Tuesday, September 27, 2016

Fowler Boxcar, Inside and Out


















While at the Manitoba Agricultural Museum in Austin, MB this summer, I explored CPR Fowler boxcar 119462. 

The 36-foot car was built in 1914 as part of an order of 3,000 Fowler boxcars placed by the CPR with the Canadian Car and Foundry Company.

Altogether, the CPR owned a total of 33,000 Fowler boxcars, built between 1909 and 1915. The CNR also owned 33,000 Fowler boxcars; Fowlers were also built for U.S. railroads. 















Fowler boxcars carried various goods, but in Canada were best-known for carrying wheat and other grains to market. 

Some of these cars lasted in service into the 1960s and even the early 1970s when they, and most other grain-carrying boxcars, were replaced by the still-running “Trudeau” cylindrical hoppers.

Designed by CPR master car builder W. E. Fowler, these wood single-sheathed steel frame boxcars had a capacity of 40 tons and a tare weight of 20 tons and 2,448 cubic feet of space. They were outfitted with archbar Simplex trucks. 















Prior to the Fowler design, boxcars typically had wooden structural members sandwiched between an interior and exterior wooden skin. The Fowler car eliminated the exterior layer, producing a cheaper, lighter car that could carry a greater payload.


















This design also prevented grain leakage at the seam between the floor and the side of the car. 

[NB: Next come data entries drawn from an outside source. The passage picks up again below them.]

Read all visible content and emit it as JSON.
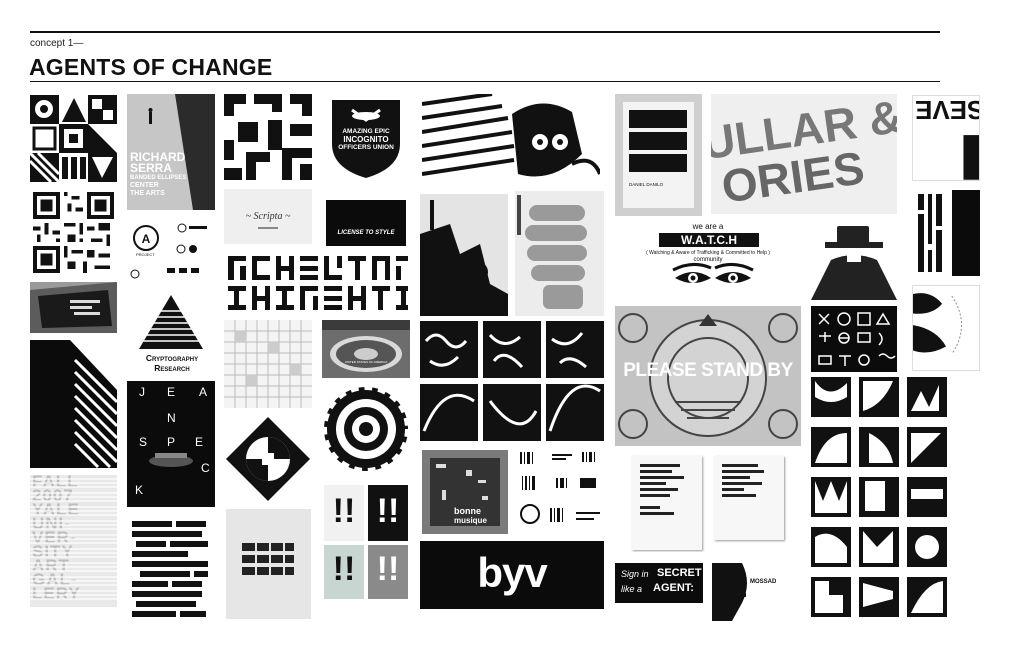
{
  "header": {
    "subtitle": "concept 1—",
    "title": "AGENTS OF CHANGE"
  },
  "tiles": {
    "richard_serra": [
      "RICHARD",
      "SERRA",
      "BANDED ELLIPSES",
      "CENTER",
      "THE ARTS"
    ],
    "officers_union": [
      "AMAZING EPIC",
      "INCOGNITO",
      "OFFICERS UNION"
    ],
    "license_to_style": "LICENSE TO STYLE",
    "project_label": "PROJECT",
    "cryptography_research": "Cryptography Research",
    "jean_spec": [
      "J",
      "E",
      "A",
      "N",
      "S",
      "P",
      "E",
      "C",
      "K"
    ],
    "fall_yale": [
      "FALL",
      "2007",
      "YALE",
      "UNI-",
      "VER-",
      "SITY",
      "ART",
      "GAL-",
      "LERY"
    ],
    "watch": {
      "line1": "we are a",
      "acronym": "W.A.T.C.H",
      "line2": "( Watching & Aware of Trafficking & Committed to Help )",
      "line3": "community"
    },
    "please_stand_by": "PLEASE STAND BY",
    "sevens_text": "ULLAR &",
    "stories_text": "ORIES",
    "seven": "SEVE",
    "byv": "byv",
    "bonne_musique": [
      "bonne",
      "musique"
    ],
    "daniel_danilo": "DANIEL DANILO",
    "secret_agent": [
      "Sign in",
      "SECRET",
      "like a",
      "AGENT:"
    ],
    "mossad": "MOSSAD",
    "seal_text": "UNITED STATES OF AMERICA",
    "exclamations": [
      "!!",
      "!!",
      "!!",
      "!!"
    ]
  }
}
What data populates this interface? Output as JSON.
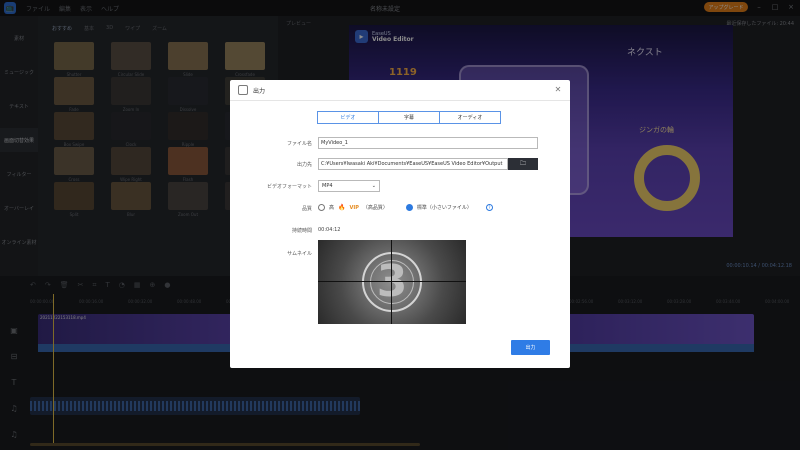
{
  "app": {
    "logo_glyph": "📺",
    "title": "名称未設定",
    "menu": [
      "ファイル",
      "編集",
      "表示",
      "ヘルプ"
    ],
    "upgrade_label": "アップグレード",
    "autosave": "最近保存したファイル: 20:44"
  },
  "sidebar": {
    "items": [
      "素材",
      "ミュージック",
      "テキスト",
      "画面切替効果",
      "フィルター",
      "オーバーレイ",
      "オンライン素材"
    ],
    "active_index": 3
  },
  "library": {
    "tabs": [
      "おすすめ",
      "基本",
      "3D",
      "ワイプ",
      "ズーム"
    ],
    "thumbnails": [
      {
        "label": "Shutter",
        "color": "#7a6a4c"
      },
      {
        "label": "Circular Slide",
        "color": "#5b5146"
      },
      {
        "label": "Slide",
        "color": "#8b7655"
      },
      {
        "label": "Crossfade",
        "color": "#9a8660"
      },
      {
        "label": "Fade",
        "color": "#6e5c44"
      },
      {
        "label": "Zoom In",
        "color": "#3d3a37"
      },
      {
        "label": "Dissolve",
        "color": "#2b2d33"
      },
      {
        "label": "Burn",
        "color": "#413e3a"
      },
      {
        "label": "Box Swipe",
        "color": "#5b4c39"
      },
      {
        "label": "Clock",
        "color": "#2a2b30"
      },
      {
        "label": "Ripple",
        "color": "#342f2d"
      },
      {
        "label": "Slide Left",
        "color": "#2a2c33"
      },
      {
        "label": "Cross",
        "color": "#6c5d49"
      },
      {
        "label": "Wipe Right",
        "color": "#57493c"
      },
      {
        "label": "Flash",
        "color": "#8d5a3c"
      },
      {
        "label": "Push",
        "color": "#3a3837"
      },
      {
        "label": "Split",
        "color": "#5a4a36"
      },
      {
        "label": "Blur",
        "color": "#6a5841"
      },
      {
        "label": "Zoom Out",
        "color": "#4c4642"
      },
      {
        "label": "Wipe",
        "color": "#3c3a39"
      }
    ]
  },
  "preview": {
    "tabs": [
      "プレビュー"
    ],
    "watermark_brand": "EaseUS",
    "watermark_product": "Video Editor",
    "game_next": "ネクスト",
    "game_score": "1119",
    "game_label": "ジンガの輪",
    "timecode": "00:00:10.14 / 00:04:12.18"
  },
  "timeline": {
    "ruler": [
      "00:00:00.00",
      "00:00:16.00",
      "00:00:32.00",
      "00:00:48.00",
      "00:01:04.00",
      "00:01:20.00",
      "00:01:36.00",
      "00:01:52.00",
      "00:02:08.00",
      "00:02:24.00",
      "00:02:40.00",
      "00:02:56.00",
      "00:03:12.00",
      "00:03:28.00",
      "00:03:44.00",
      "00:04:00.00"
    ],
    "video_label": "20211222153118.mp4",
    "track_icons": [
      "▣",
      "⊟",
      "T",
      "♫",
      "♫"
    ]
  },
  "dialog": {
    "title": "出力",
    "tabs": [
      "ビデオ",
      "字幕",
      "オーディオ"
    ],
    "active_tab": 0,
    "filename_label": "ファイル名",
    "filename_value": "MyVideo_1",
    "output_label": "出力先",
    "output_value": "C:¥Users¥Iwasaki Aki¥Documents¥EaseUS¥EaseUS Video Editor¥Output",
    "format_label": "ビデオフォーマット",
    "format_value": "MP4",
    "quality_label": "品質",
    "quality_high_prefix": "高",
    "quality_vip": "VIP",
    "quality_high_suffix": "（高品質）",
    "quality_standard": "標準（小さいファイル）",
    "duration_label": "持続時間",
    "duration_value": "00:04:12",
    "thumbnail_label": "サムネイル",
    "thumbnail_digit": "3",
    "export_label": "出力"
  }
}
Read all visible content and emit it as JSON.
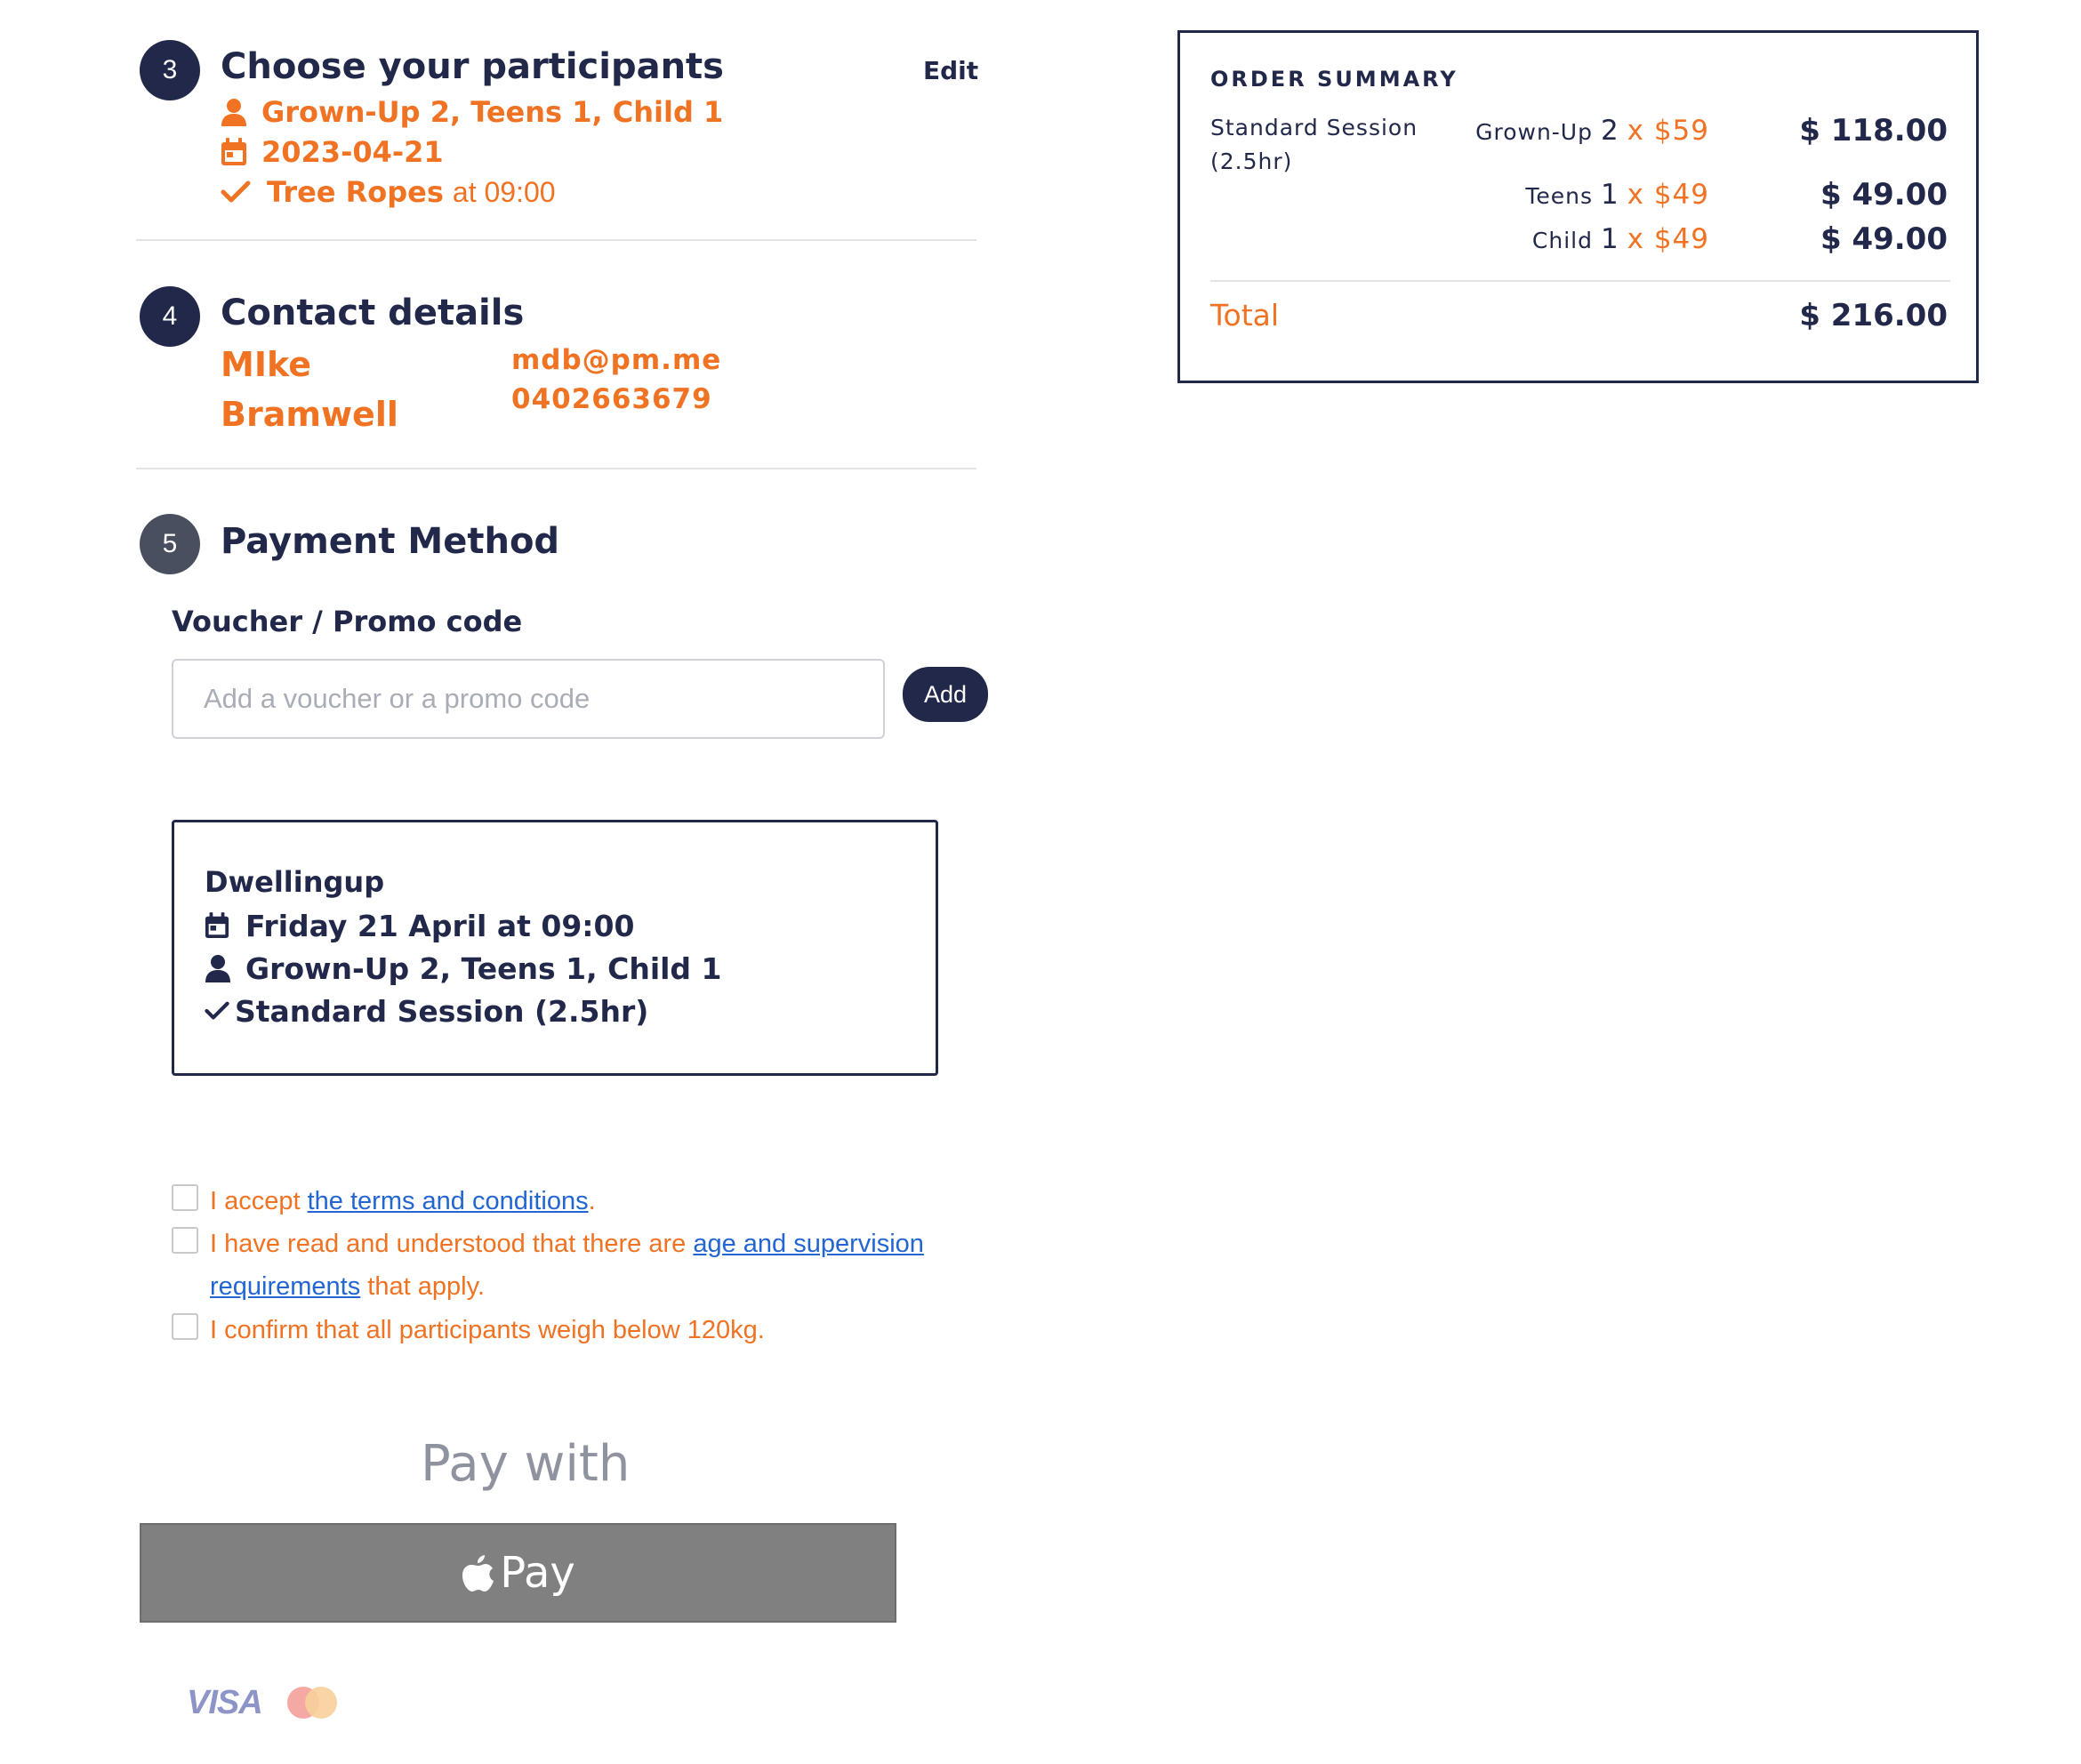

The cars were loaded through the door of the car, which was “coopered” with wood planks; a pipe was inserted through the top to fill the car.

Later, the in 1950s, cardboard was used to replace the wood planks.

Since different crops have different weights, lines and the names of the various grains are stenciled on the inside of the car at the Museum—and I assume on all of the Fowler cars.



















For unloading, the planks or cardboard sheets were removed so the grain could run out. Men with shovels scooped the remaining grain out of the cars.















The first cars built had wooden roofs and doors, but later cars had stamped steel roofs and corrugated steel doors. Cars were often rebuilt so early cars could appear with steel roofs and doors or any other combinations.

The Museum’s car was donated by the CPR in 1977.











As the Museum puts it on its website: “Doubtlessly, 119462 is a veteran of many a fall grain ‘rush’ with countless trips to the Lakehead, the Pacific, Montreal and into the U.S.”

The car, it adds, has “earned its place at the Manitoba Agricultural Museum” and is “an interesting part of the story” of agriculture in Manitoba.